None of us live in a bubble. This means that when I become a teacher, I must be prepared for the fact that my pupils will probably have access to the internet, social media and the news; and therefore will be exposed to the terrible and frightening incidents which take place globally.
This week, I came across AN ARTICLE (from the guardian) which talks about the way that primary teachers have broached the subject of the recent Paris attacks with their children. I was interested to find that both had used different approaches and methods, but the key messages and learning were the same.
The first teacher did not necessarily plan to bring the Paris attacks into her learning for the day; however when a child spoke about it, she recognized the opportunity to address some fears and, even more importantly, some misconceptions:
“I asked the children who they thought Isis were and why they had attacked France,” she says. “Sadly some children said they acted in this way because they were Muslims; that Paris was ‘just the start’ and that Isis was planning to poison our food and water.” (The Guardian, 19th Nov 2015)
It is really disturbing to find that children are struggling with such horrible ideas, and if these are not addressed then negative attitudes towards others may continue to grow into prejudice, discrimination and racism.
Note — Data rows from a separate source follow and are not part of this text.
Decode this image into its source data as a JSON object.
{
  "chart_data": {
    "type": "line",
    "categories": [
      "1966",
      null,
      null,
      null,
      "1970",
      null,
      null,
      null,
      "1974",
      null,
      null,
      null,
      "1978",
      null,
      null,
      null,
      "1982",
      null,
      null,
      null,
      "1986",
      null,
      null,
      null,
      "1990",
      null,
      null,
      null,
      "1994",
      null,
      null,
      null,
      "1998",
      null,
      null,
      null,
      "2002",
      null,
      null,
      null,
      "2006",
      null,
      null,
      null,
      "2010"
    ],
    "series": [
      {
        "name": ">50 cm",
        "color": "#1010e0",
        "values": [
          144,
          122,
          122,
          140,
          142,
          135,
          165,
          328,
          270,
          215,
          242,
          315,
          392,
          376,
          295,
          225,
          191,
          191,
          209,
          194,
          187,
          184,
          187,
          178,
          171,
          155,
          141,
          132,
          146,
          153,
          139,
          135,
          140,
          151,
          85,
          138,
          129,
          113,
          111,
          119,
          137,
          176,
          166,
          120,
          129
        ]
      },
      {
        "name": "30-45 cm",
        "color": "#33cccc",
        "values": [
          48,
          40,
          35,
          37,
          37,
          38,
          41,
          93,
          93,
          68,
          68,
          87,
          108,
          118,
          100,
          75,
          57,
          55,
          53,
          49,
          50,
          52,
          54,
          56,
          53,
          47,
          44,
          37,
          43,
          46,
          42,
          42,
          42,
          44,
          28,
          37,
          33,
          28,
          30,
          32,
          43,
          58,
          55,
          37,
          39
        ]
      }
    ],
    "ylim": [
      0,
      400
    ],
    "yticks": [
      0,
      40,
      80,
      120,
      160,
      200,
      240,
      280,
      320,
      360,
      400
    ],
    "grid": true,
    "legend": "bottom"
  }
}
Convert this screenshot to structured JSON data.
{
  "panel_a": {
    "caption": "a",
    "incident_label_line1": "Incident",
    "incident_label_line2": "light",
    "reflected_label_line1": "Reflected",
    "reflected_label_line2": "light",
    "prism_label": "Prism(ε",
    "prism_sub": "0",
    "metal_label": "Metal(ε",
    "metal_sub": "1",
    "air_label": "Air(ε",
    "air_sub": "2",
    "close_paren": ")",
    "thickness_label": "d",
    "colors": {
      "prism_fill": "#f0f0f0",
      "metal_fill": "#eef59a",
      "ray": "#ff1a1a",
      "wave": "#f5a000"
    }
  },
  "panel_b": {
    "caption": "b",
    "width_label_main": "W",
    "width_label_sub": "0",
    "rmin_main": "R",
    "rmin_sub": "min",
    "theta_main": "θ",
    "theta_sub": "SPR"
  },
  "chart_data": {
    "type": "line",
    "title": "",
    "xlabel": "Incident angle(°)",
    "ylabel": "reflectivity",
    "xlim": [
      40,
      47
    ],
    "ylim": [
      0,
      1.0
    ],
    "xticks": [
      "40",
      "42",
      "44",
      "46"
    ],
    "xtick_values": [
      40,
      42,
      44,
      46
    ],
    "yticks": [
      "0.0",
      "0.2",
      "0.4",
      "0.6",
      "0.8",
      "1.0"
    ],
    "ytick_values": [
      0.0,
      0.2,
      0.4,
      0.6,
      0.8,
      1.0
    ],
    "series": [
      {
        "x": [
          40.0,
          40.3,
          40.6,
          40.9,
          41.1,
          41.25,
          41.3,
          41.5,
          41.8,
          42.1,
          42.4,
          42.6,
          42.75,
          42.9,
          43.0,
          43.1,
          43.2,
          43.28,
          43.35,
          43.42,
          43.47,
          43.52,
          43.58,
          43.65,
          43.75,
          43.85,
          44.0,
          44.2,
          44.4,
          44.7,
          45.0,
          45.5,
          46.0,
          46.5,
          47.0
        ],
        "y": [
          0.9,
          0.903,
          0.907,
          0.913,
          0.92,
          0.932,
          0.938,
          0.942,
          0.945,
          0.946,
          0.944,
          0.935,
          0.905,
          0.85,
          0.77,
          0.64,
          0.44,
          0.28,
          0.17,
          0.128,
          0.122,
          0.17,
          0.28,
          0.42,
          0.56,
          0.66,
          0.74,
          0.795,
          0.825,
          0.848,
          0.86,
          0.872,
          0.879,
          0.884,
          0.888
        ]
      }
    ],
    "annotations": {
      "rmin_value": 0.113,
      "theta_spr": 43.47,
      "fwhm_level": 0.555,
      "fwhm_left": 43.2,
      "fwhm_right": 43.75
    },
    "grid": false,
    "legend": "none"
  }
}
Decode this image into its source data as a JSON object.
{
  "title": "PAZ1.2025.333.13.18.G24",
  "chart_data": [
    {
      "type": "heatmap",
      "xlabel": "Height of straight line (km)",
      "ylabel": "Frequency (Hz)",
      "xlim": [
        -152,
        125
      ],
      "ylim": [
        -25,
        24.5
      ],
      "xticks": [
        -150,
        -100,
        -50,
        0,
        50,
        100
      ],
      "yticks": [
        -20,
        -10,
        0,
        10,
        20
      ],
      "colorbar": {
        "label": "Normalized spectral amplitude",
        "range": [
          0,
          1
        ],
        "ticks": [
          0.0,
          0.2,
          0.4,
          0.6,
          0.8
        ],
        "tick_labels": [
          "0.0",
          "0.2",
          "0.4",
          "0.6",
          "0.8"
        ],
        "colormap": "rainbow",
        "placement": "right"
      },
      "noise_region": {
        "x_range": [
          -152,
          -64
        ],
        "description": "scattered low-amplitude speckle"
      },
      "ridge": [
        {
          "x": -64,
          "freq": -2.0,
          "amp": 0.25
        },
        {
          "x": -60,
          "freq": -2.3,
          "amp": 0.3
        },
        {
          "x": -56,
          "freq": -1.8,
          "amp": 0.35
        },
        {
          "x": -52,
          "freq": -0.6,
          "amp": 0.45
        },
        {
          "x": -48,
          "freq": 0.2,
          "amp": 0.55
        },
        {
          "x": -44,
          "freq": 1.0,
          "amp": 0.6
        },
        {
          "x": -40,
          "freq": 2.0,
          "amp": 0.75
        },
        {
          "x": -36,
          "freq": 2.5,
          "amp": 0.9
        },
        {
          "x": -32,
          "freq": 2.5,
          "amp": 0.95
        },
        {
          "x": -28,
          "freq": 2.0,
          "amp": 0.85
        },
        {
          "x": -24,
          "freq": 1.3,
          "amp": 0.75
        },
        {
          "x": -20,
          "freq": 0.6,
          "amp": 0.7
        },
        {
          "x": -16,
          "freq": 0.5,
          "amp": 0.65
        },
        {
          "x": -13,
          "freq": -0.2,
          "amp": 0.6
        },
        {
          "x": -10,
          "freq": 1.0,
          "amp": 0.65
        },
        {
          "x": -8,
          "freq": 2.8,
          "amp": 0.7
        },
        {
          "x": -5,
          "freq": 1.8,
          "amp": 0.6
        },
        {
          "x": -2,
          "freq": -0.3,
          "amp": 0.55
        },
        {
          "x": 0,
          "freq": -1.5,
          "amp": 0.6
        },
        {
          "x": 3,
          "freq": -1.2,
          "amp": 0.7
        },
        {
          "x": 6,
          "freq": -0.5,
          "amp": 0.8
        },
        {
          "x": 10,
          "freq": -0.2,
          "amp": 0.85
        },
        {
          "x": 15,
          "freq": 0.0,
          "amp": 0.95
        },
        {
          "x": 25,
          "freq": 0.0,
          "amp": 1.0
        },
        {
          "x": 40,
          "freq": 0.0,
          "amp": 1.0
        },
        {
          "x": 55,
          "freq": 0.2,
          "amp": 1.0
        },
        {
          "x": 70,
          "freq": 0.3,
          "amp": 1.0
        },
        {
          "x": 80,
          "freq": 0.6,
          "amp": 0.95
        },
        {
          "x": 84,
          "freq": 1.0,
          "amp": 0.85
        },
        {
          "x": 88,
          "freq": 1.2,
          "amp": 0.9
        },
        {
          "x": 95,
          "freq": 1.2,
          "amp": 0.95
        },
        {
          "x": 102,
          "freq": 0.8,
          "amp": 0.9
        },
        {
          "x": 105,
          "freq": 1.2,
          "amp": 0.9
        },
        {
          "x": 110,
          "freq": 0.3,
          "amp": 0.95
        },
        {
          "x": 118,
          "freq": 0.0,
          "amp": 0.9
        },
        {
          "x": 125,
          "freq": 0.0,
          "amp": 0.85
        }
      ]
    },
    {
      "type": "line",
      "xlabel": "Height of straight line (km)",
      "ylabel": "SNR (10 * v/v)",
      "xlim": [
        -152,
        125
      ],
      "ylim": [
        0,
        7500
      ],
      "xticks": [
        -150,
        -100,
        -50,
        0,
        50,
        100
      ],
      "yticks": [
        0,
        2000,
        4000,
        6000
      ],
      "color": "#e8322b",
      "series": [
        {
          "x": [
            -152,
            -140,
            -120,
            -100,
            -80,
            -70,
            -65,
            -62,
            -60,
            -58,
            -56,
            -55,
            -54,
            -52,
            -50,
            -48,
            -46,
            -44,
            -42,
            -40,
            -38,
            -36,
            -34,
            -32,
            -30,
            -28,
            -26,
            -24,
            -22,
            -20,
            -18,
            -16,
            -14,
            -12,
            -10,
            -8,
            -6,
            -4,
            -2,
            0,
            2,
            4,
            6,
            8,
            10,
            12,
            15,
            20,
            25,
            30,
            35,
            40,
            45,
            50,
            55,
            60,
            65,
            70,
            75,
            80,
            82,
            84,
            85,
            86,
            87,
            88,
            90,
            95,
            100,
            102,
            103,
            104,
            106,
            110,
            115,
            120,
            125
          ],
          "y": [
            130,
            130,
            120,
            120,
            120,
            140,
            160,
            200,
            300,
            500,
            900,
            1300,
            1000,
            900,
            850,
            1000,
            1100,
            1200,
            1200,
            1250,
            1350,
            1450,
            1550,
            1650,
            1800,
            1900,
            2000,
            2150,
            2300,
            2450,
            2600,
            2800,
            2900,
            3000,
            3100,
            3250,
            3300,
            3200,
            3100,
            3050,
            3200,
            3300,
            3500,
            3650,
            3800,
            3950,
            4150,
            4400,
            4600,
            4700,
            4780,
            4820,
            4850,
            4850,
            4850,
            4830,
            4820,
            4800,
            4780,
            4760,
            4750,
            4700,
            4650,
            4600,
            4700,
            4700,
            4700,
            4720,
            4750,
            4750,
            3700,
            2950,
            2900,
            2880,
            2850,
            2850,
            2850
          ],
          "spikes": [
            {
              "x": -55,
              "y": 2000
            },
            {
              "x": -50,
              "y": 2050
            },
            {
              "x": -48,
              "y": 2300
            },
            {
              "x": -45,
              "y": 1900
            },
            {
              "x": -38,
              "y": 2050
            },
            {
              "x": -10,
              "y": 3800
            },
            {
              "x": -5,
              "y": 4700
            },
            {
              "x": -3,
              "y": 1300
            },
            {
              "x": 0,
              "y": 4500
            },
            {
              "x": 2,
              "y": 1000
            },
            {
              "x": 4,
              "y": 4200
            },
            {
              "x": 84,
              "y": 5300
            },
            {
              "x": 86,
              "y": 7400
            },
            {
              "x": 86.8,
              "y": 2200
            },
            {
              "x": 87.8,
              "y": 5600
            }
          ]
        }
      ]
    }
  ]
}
The article continues to talk about another teacher who wanted to cover the aspects that he felt to be essential, without being specific to the real-life incident. This teacher spent time with his children; learning about the various different religions and discovering what they are about:
Instead, they talked about the origins of children’s names and how many come from Christianity, Judaism and Islam. They then discussed what these religions all represent: love and peace. “We talked about the value of respecting other people and respecting where they are from. We had a really positive discussion,” he says. (The Guardian, 19th Nov 2015)
I think that both of these teachers show integrity and strength by taking it upon themselves to bring the atrocities of the Paris attacks into their teaching in one way or another when it may have been easier to avoid the topic altogether. I know that I would be very nervous about saying something which could offend or upset. Knowing this has made me realize that it is critical that teachers are well informed and mindful of everything that they are telling the children.
Despite being located in England, the lessons of these teachers clearly uphold the principles of the Curriculum for Excellence. One of the four capacities of the curriculum is for children to become Responsible Citizens; involving an understanding and acceptance of the beliefs and cultures of others. The principles and practice section of the Religious and Moral Education section of the curriculum also states that:
Through developing awareness and appreciation of the value of each individual in a diverse society, religious and moral education engenders responsible attitudes to other people. This awareness and appreciation will assist in counteracting prejudice and intolerance as children and young people consider issues such as sectarianism and discrimination more broadly. (Education Scotland)
Overall, I have learned that if I want to be a good teacher, it is important that I can approach and discuss difficult topics. I must be able to consider the impact of my own and my pupil’s attitudes while being aware of the negative portrayal of others through sources such as the media or even sometimes from family. I will strive to create an open and honest classroom culture where children feel safe and able to ask questions and discuss their anxieties, but will also encourage acceptance and respect; reinforcing that everyone is an individual.